Opening remarks in Connecticut home invasion trial begin Monday

Opening remarks in Connecticut home invasion trial begin Monday

By Mary Ellen Godin

NEW HAVEN, Conn (Reuters) - Opening statements in the grisly home invasion trial of a second accused man were set to begin on Monday, after a judge rejected a flurry of defense moves aimed at avoiding the fate of his alleged accomplice, who has been convicted and sentenced to death.

Joshua Komisarjevsky is the second man charged in the 2007 killing of Jennifer Hawke-Petit and her daughters, Michaela, 11, and Hayley, 17, at their Cheshire, Connecticut home.

His alleged accomplice, Steven Hayes, was convicted of their murders last year and given the death penalty.

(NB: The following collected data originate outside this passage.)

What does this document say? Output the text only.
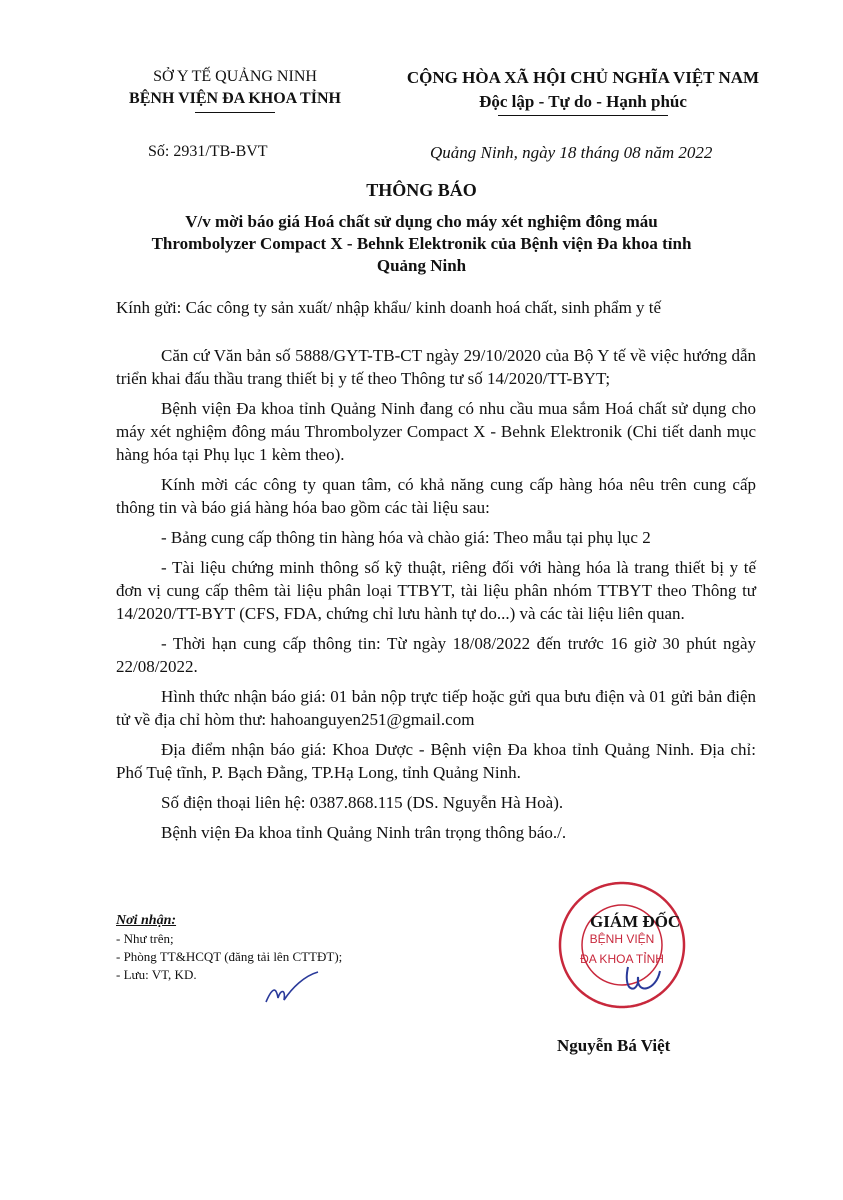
SỞ Y TẾ QUẢNG NINH
BỆNH VIỆN ĐA KHOA TỈNH
CỘNG HÒA XÃ HỘI CHỦ NGHĨA VIỆT NAM
Độc lập - Tự do - Hạnh phúc
Số: 2931/TB-BVT	Quảng Ninh, ngày 18 tháng 08 năm 2022
THÔNG BÁO
V/v mời báo giá Hoá chất sử dụng cho máy xét nghiệm đông máu
Thrombolyzer Compact X - Behnk Elektronik của Bệnh viện Đa khoa tỉnh
Quảng Ninh
Kính gửi: Các công ty sản xuất/ nhập khẩu/ kinh doanh hoá chất, sinh phẩm y tế

Căn cứ Văn bản số 5888/GYT-TB-CT ngày 29/10/2020 của Bộ Y tế về việc hướng dẫn triển khai đấu thầu trang thiết bị y tế theo Thông tư số 14/2020/TT-BYT;

Bệnh viện Đa khoa tỉnh Quảng Ninh đang có nhu cầu mua sắm Hoá chất sử dụng cho máy xét nghiệm đông máu Thrombolyzer Compact X - Behnk Elektronik (Chi tiết danh mục hàng hóa tại Phụ lục 1 kèm theo).

Kính mời các công ty quan tâm, có khả năng cung cấp hàng hóa nêu trên cung cấp thông tin và báo giá hàng hóa bao gồm các tài liệu sau:

- Bảng cung cấp thông tin hàng hóa và chào giá: Theo mẫu tại phụ lục 2

- Tài liệu chứng minh thông số kỹ thuật, riêng đối với hàng hóa là trang thiết bị y tế đơn vị cung cấp thêm tài liệu phân loại TTBYT, tài liệu phân nhóm TTBYT theo Thông tư 14/2020/TT-BYT (CFS, FDA, chứng chỉ lưu hành tự do...) và các tài liệu liên quan.

- Thời hạn cung cấp thông tin: Từ ngày 18/08/2022 đến trước 16 giờ 30 phút ngày 22/08/2022.

Hình thức nhận báo giá: 01 bản nộp trực tiếp hoặc gửi qua bưu điện và 01 gửi bản điện tử về địa chỉ hòm thư: hahoanguyen251@gmail.com

Địa điểm nhận báo giá: Khoa Dược - Bệnh viện Đa khoa tỉnh Quảng Ninh. Địa chỉ: Phố Tuệ tĩnh, P. Bạch Đằng, TP.Hạ Long, tỉnh Quảng Ninh.

Số điện thoại liên hệ: 0387.868.115 (DS. Nguyễn Hà Hoà).

Bệnh viện Đa khoa tỉnh Quảng Ninh trân trọng thông báo./.

Nơi nhận:
- Như trên;
- Phòng TT&HCQT (đăng tải lên CTTĐT);
- Lưu: VT, KD.
BỆNH VIỆN
ĐA KHOA TỈNH
GIÁM ĐỐC
Nguyễn Bá Việt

Just prior to the opening statements set to begin on September 19, New Haven Superior Court Judge Jon Blue denied a barrage of motions by lawyers for Komisarjevsky that could have delayed the trial or aided in their client's defense.

Arguing that there was massive pretrial publicity that could harm Komisarjevsky's chances in court, they sought to have the trial moved some 40 miles away to Stamford. They also asked that the jury already selected be disbanded and that newspaper boxes at the court entrance be moved.

Earlier in the week, the defense tried to have the existing jury sequestered, but that motion was denied too.

Defense lawyers also lost their bid to limit testimony from Dr. William Petit Jr., the sole survivor of the attack on July 23, 2007.

Petit was hit in the head with a baseball bat and left unconscious while his family was tied up and murdered. His wife, who was strangled to death, and younger daughter were sexually assaulted.

He was bound in the basement but managed to free himself and escape to a neighbor's home.

The doctor testified in Hayes' trial a year ago, offering gruesome recollections of waking up to hear the intruders' voices, bleeding heavily as he struggled to untie his hands and, finally, with his feet still tied, rolling on the lawn to his neighbor's house as his home went up in flames.

In addition to the murder charges, Komisarjevsky is charged with sexually assaulting the younger daughter before the home was set on fire with the girls, tied to their beds, and the body of Hawke-Petit inside.

Altogether, Komisarjevsky faces 17 charges, six of which have a maximum penalty of death.

Since the death penalty was reinstated in the United States in 1976, Connecticut has only executed one person, in 2005, according to the Death Penalty Information Center.